We elect a Legislature of 400 men and women precisely because we disagree on how best to manage the state, and it is in that disagreement and compromise that we come up with sound policy that is suitable for the most people. Ideally, that policy creates a “rule of law” that governs everyone equally, so that even the minority is protected by it. As this process has been thwarted over the past year, we have seen one man and his team of executives craft policy that may or many not take everything into consideration, and whether the policy has been sound or not, it has not been properly vetted under the Constitutional system that we set up to make sure that it is. We have to stop this from continuing and we have to prevent this from happening again. Thus, the governor should not have the authority to extend a state of emergency—not even once. After 21 days, the Legislature, if not the whole state, should have the ability to get up to speed on what is actually happening and make an informed judgement as to whether the emergency persists. On top of enabling this, the bill also provides metrics for measuring what the state of emergency actually consists of and conditions that would be needed to end it, which creates a bright line for policy makers to use as they judge whether or not to continue it. If the whole Legislature can’t meet, because the emergency is that bad, then the Executive Council unanimously may chose to continue the State of Emergency to enable emergency measures to continue. To ensure that it is truly impossible for the Legislature to meet under this provision, the poison pill is added—removing tax revenue from the state and from cities and towns, which will motivate the Legislature to get back together and do the job it was elected to do for the people of the state as soon as conceivably possible. Ideally, the Legislature should be making policy decisions at all times, and the executive ought to be enforcing those policies. A situation that lasts longer than 42 days cannot possibly still be an emergency that requires abandonment of the Constitutional process and the Republic that was set up to defend the people’s ability to govern themselves, even in the worst of times.

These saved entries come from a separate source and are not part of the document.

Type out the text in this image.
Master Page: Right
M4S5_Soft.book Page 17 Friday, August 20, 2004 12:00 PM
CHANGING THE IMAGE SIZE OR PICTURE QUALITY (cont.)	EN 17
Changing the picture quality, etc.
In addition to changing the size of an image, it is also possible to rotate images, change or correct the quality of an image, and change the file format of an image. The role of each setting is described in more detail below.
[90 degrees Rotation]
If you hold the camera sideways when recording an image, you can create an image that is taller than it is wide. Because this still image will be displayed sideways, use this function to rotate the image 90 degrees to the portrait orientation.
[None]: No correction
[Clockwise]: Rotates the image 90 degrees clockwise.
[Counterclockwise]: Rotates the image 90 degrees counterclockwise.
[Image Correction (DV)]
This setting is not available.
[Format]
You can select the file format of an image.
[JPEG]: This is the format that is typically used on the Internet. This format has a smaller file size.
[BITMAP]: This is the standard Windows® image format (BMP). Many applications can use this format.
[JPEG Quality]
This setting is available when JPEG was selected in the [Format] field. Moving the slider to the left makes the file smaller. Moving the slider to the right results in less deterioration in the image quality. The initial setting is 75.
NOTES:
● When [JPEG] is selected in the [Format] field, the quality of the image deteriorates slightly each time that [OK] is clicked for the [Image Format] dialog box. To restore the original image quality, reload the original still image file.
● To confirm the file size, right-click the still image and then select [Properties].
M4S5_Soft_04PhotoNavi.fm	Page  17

The idea behind the changes proposed by HB 275 are that the people should always be in charge of their government, through their Legislature, and they also ought to keep autonomy over their own lives, property and businesses. I urge you to pass it, though I acknowledge that many of the great ideas in the other bills before you also present solutions to the problems I’ve highlighted, and I do trust you will amend one or two of these bills to incorporate the best ideas to strengthen the Legislature’s role in handling future States of Emergency into a bill that becomes law.